Weton, tumpeng dan sego buceng lebih dari sekadar perpaduan momen dan kuliner. Lebih dari itu, mereka adalah harapan dalam simbol yang unik.
Kali ini saya tidak menulis puisi atau cerpen, melainkan cerita nyata yang saya alami sendiri. Tentang weton. Atau hari lahir dalam hitungan Jawa.
Ibu saya perempuan Jawa banget. Jawa tulen istilahnya. Beliau masih menggunakan hari pasaran Jawa. Yaitu, kliwon, wage, legi, pahing dan pon.
Setiap hari rabu legi, tepat kelahiran saya atau yang biasa disebut weton, ibu selalu membuat nasi tumpeng. Istilah Jawanya sego buceng. Buceng sendiri memiliki arti nyebuto seng kenceng , selalu berdo’a terus menerus.
Buceng juga disebut tumpeng. Berbentuk kerucut yang memiliki arti yen metu kudu seng mempeng, kalau keluar harus sungguh-sungguh. Maksudnya adalah jika mengerjakan sesuatu harus sungguh-sungguh.
Seperti halnya dengan menulis. Harus sungguh-sungguh. Bukan sekedar menyatukan huruf, melahirkan kalimat serta membentuk paragraf. Namun juga harus ada isinya. Yang terpenting lagi, harus istiqomah.
Buceng atau tumpeng dulu sama Nenek Moyang yang beragama Budha dibuat untuk sesaji. Memuliakan gunung yang katanya tempat bersemayam Sang Hyang Widi.
Namun untuk yang beragama Hindu, buceng dibuat untuk meniru Gunung Suci Mahameru. Tempat bersemayam dewa-dewi.

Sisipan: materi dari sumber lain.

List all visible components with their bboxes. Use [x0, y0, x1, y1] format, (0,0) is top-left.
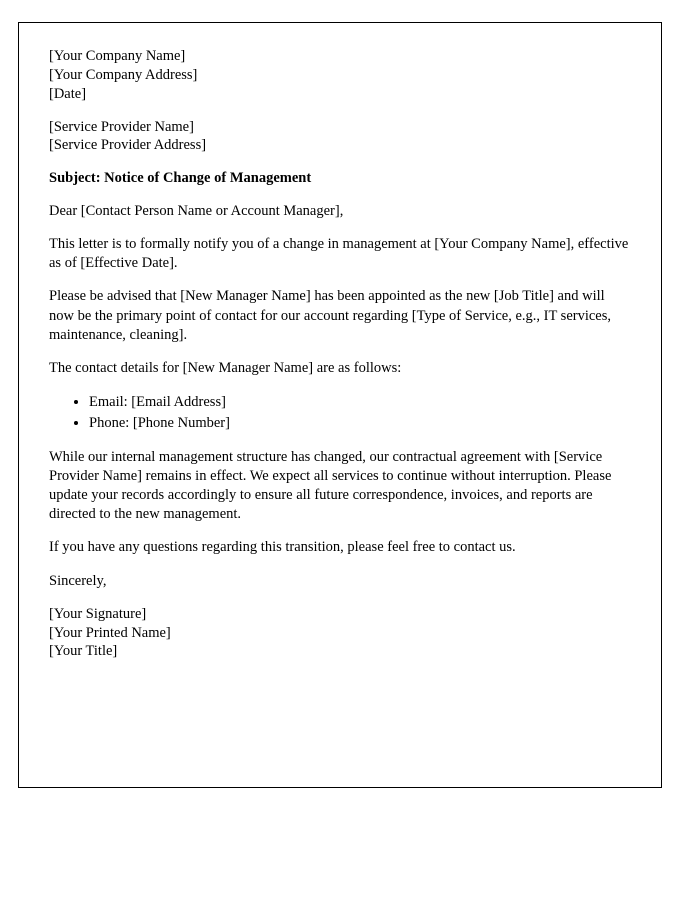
sender-address-block: [49, 47, 631, 104]
contact-details-list: [49, 392, 631, 434]
printed-name-line: [Your Printed Name]: [49, 624, 171, 641]
salutation: Dear [Contact Person Name or Account Manager],: [49, 203, 344, 220]
sign-off: Sincerely,: [49, 572, 107, 589]
recipient-address: [Service Provider Address]: [49, 137, 207, 154]
sender-company-name: [Your Company Name]: [49, 48, 186, 64]
title-line: [Your Title]: [49, 643, 118, 660]
document-page: [18, 22, 662, 788]
paragraph-appointment: Please be advised that [New Manager Name] has been appointed as the new [Job Title] and will now be the primary point of contact for our account regarding [Type of Service, e.g., IT services, maintenance, cleaning].: [49, 288, 612, 343]
sender-company-address: [Your Company Address]: [49, 66, 198, 83]
paragraph-agreement: While our internal management structure has changed, our contractual agreement with [Service Provider Name] remains in effect. We expect all services to continue without interruption. Please update your records accordingly to ensure all future correspondence, invoices, and reports are directed to the new management.: [49, 448, 612, 523]
signature-line: [Your Signature]: [49, 605, 147, 622]
letter-body: [49, 47, 631, 675]
list-item: • Email: [Email Address]: [89, 392, 631, 413]
subject-line: Subject: Notice of Change of Management: [49, 170, 312, 187]
signature-block: [49, 605, 631, 662]
list-item: • Phone: [Phone Number]: [89, 413, 631, 434]
paragraph-notification: This letter is to formally notify you of a change in management at [Your Company Name], effective as of [Effective Date].: [49, 236, 629, 272]
paragraph-contact-intro: The contact details for [New Manager Name] are as follows:: [49, 359, 402, 376]
recipient-name: [Service Provider Name]: [49, 118, 194, 135]
recipient-address-block: [49, 118, 631, 156]
paragraph-questions: If you have any questions regarding this transition, please feel free to contact us.: [49, 539, 516, 556]
letter-date: [Date]: [49, 85, 87, 102]
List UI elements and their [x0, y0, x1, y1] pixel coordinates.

Beda lagi dengan Islam. Dalam Islam buceng dibuat sebagai perwujudan rasa syukur kepada Tuhan. Allah SWT. Kata Ibu, “slametan weton, biar selamat.”
Lauk nasi buceng pun macam-macam. Tapi ibu selalu memakai mie bihun, oseng-oseng tewel, urap-urapan, telur rebus, dan ayam.

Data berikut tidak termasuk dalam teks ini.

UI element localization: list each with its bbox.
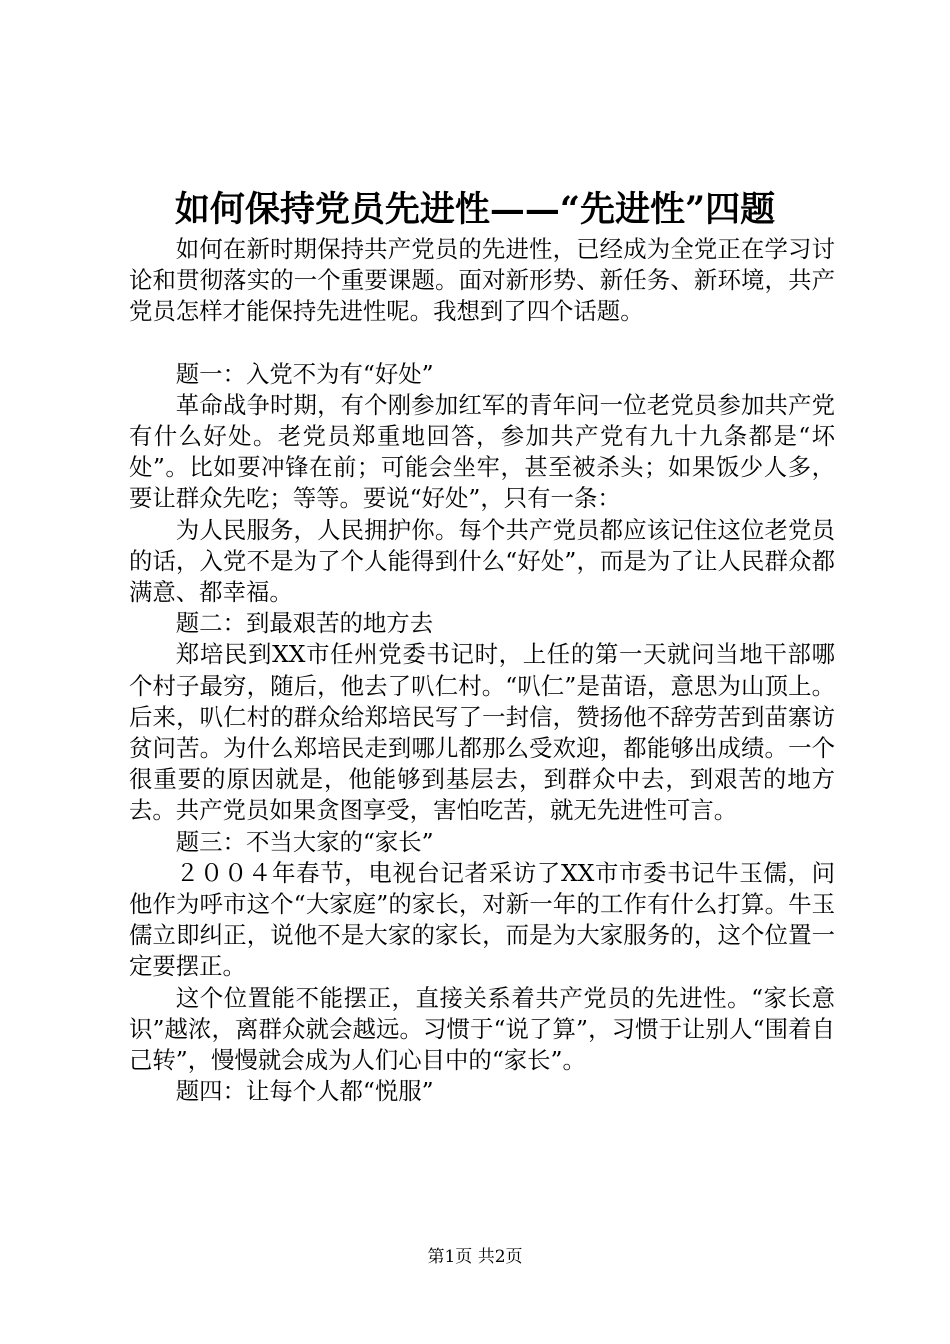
document-title: 如何保持党员先进性——“先进性”四题 <box>174 189 776 230</box>
topic-one-paragraph: 为人民服务，人民拥护你。每个共产党员都应该记住这位老党员的话，入党不是为了个人能得到什么“好处”，而是为了让人民群众都满意、都幸福。 <box>129 515 835 607</box>
topic-one-heading: 题一：入党不为有“好处” <box>175 359 434 388</box>
topic-one-paragraph: 革命战争时期，有个刚参加红军的青年问一位老党员参加共产党有什么好处。老党员郑重地回答，参加共产党有九十九条都是“坏处”。比如要冲锋在前；可能会坐牢，甚至被杀头；如果饭少人多，要让群众先吃；等等。要说“好处”，只有一条： <box>129 390 835 513</box>
topic-three-paragraph: ２００４年春节，电视台记者采访了XX市市委书记牛玉儒，问他作为呼市这个“大家庭”的家长，对新一年的工作有什么打算。牛玉儒立即纠正，说他不是大家的家长，而是为大家服务的，这个位置一定要摆正。 <box>129 858 835 981</box>
topic-two-heading: 题二：到最艰苦的地方去 <box>175 609 434 638</box>
topic-three-heading: 题三：不当大家的“家长” <box>175 827 434 856</box>
topic-three-paragraph: 这个位置能不能摆正，直接关系着共产党员的先进性。“家长意识”越浓，离群众就会越远。习惯于“说了算”，习惯于让别人“围着自己转”，慢慢就会成为人们心目中的“家长”。 <box>129 983 835 1075</box>
document-body <box>129 234 835 1107</box>
topic-two-paragraph: 郑培民到XX市任州党委书记时，上任的第一天就问当地干部哪个村子最穷，随后，他去了叭仁村。“叭仁”是苗语，意思为山顶上。后来，叭仁村的群众给郑培民写了一封信，赞扬他不辞劳苦到苗寨访贫问苦。为什么郑培民走到哪儿都那么受欢迎，都能够出成绩。一个很重要的原因就是，他能够到基层去，到群众中去，到艰苦的地方去。共产党员如果贪图享受，害怕吃苦，就无先进性可言。 <box>129 640 835 825</box>
topic-four-heading: 题四：让每个人都“悦服” <box>175 1077 434 1106</box>
page-footer: 第1页 共2页 <box>427 1247 523 1267</box>
intro-paragraph: 如何在新时期保持共产党员的先进性，已经成为全党正在学习讨论和贯彻落实的一个重要课题。面对新形势、新任务、新环境，共产党员怎样才能保持先进性呢。我想到了四个话题。 <box>129 235 835 326</box>
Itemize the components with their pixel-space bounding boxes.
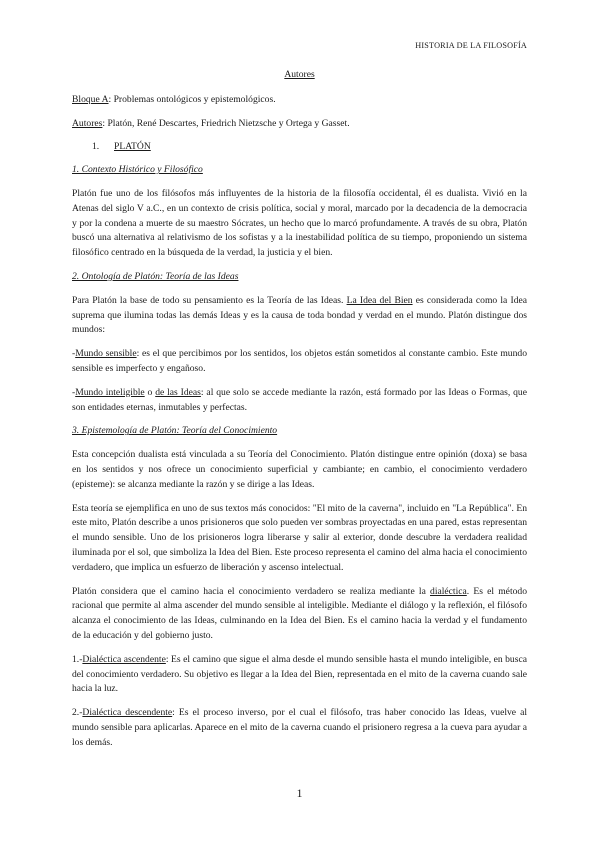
block-line: [72, 93, 527, 108]
section-heading-3: 3. Epistemología de Platón: Teoría del Conocimiento: [72, 425, 278, 437]
paragraph-conocimiento: Esta concepción dualista está vinculada a su Teoría del Conocimiento. Platón distingue entre opinión (doxa) se basa en los sentidos y nos ofrece un conocimiento superficial y cambiante; en cambio, el conocimiento verdadero (episteme): se alcanza mediante la razón y se dirige a las Ideas.: [72, 449, 527, 490]
text-run: 1.-: [72, 653, 83, 665]
block-text: : Problemas ontológicos y epistemológicos.: [108, 93, 276, 105]
page-number: 1: [296, 786, 303, 800]
page-title: Autores: [284, 69, 315, 80]
authors-line: [72, 117, 527, 132]
text-run: es considerada como la Idea suprema que ilumina todas las demás Ideas y es la causa de toda bondad y verdad en el mundo. Platón distingue dos mundos:: [72, 294, 528, 336]
paragraph-dialectica-ascendente: [72, 653, 527, 697]
numbered-heading: [92, 140, 527, 155]
section-heading-1: 1. Contexto Histórico y Filosófico: [72, 164, 203, 176]
text-run: o: [144, 386, 156, 398]
page-content: [72, 68, 527, 759]
paragraph-context: Platón fue uno de los filósofos más influyentes de la historia de la filosofía occidental, él es dualista. Vivió en la Atenas del siglo V a.C., en un contexto de crisis política, social y moral, marcado por la decadencia de la democracia y por la condena a muerte de su maestro Sócrates, un hecho que lo marcó profundamente. A través de su obra, Platón buscó una alternativa al relativismo de los sofistas y a la inestabilidad política de su tiempo, proponiendo un sistema filosófico centrado en la búsqueda de la verdad, la justicia y el bien.: [72, 187, 527, 259]
block-label: Bloque A: [72, 93, 109, 105]
text-run: : es el que percibimos por los sentidos, los objetos están sometidos al constante cambio. Este mundo sensible es imperfecto y engañoso.: [72, 348, 527, 374]
text-run: : al que solo se accede mediante la razón, está formado por las Ideas o Formas, que son entidades eternas, inmutables y perfectas.: [72, 386, 527, 413]
paragraph-dialectica-descendente: [72, 706, 527, 750]
dialectica-term: dialéctica: [430, 585, 467, 597]
text-run: -: [72, 386, 76, 398]
text-run: Para Platón la base de todo su pensamiento es la Teoría de las Ideas.: [72, 294, 347, 306]
item-number: 1.: [92, 141, 100, 153]
paragraph-mundo-inteligible: [72, 386, 527, 416]
text-run: : Es el proceso inverso, por el cual el filósofo, tras haber conocido las Ideas, vuelve al mundo sensible para aplicarlas. Aparece en el mito de la caverna cuando el prisionero regresa a la cueva para ayudar a los demás.: [72, 707, 527, 748]
text-run: 2.-: [72, 707, 83, 719]
paragraph-dialectica: [72, 585, 527, 644]
idea-del-bien: La Idea del Bien: [346, 294, 413, 306]
dialectica-ascendente-term: Dialéctica ascendente: [82, 653, 166, 665]
text-run: -: [72, 348, 76, 360]
text-run: Platón considera que el camino hacia el conocimiento verdadero se realiza mediante la: [72, 585, 431, 597]
text-run: : Es el camino que sigue el alma desde el mundo sensible hasta el mundo inteligible, en busca del conocimiento verdadero. Su objetivo es llegar a la Idea del Bien, representada en el mito de la caverna cuando sale hacia la luz.: [72, 653, 527, 695]
running-header: HISTORIA DE LA FILOSOFÍA: [415, 41, 527, 50]
dialectica-descendente-term: Dialéctica descendente: [82, 707, 173, 719]
authors-text: : Platón, René Descartes, Friedrich Nietzsche y Ortega y Gasset.: [102, 117, 350, 129]
paragraph-mundo-sensible: [72, 347, 527, 377]
item-title: PLATÓN: [114, 141, 151, 153]
ideas-term: de las Ideas: [155, 386, 201, 398]
text-run: . Es el método racional que permite al alma ascender del mundo sensible al inteligible. Mediante el diálogo y la reflexión, el filósofo alcanza el conocimiento de las Ideas, culminando en la Idea del Bien. Es el camino hacia la verdad y el fundamento de la educación y del gobierno justo.: [72, 585, 527, 641]
section-heading-2: 2. Ontología de Platón: Teoría de las Ideas: [72, 270, 239, 282]
authors-label: Autores: [72, 117, 103, 129]
mundo-inteligible-term: Mundo inteligible: [75, 386, 145, 398]
mundo-sensible-term: Mundo sensible: [75, 348, 137, 360]
paragraph-caverna: Esta teoría se ejemplifica en uno de sus textos más conocidos: "El mito de la caverna", incluido en "La República". En este mito, Platón describe a unos prisioneros que solo pueden ver sombras proyectadas en una pared, estas representan el mundo sensible. Uno de los prisioneros logra liberarse y salir al exterior, donde descubre la verdadera realidad iluminada por el sol, que simboliza la Idea del Bien. Este proceso representa el camino del alma hacia el conocimiento verdadero, que implica un esfuerzo de liberación y ascenso intelectual.: [72, 502, 527, 573]
paragraph-ideas: [72, 294, 527, 338]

Weton memiliki arti hari lahir dalam pasaran Jawa. Semacam ulang tahun tapi sebulan sekali. Bukan pada tanggal dan bulan melainkan pada hari pasaran. Bahkan menurut ibu tidak ada ulang tahun, adanya weton.
Saat weton pula ibu menyuruh saya untuk berpuasa. Biar slamet juga katanya. Di daerahmu apa masih ada weton?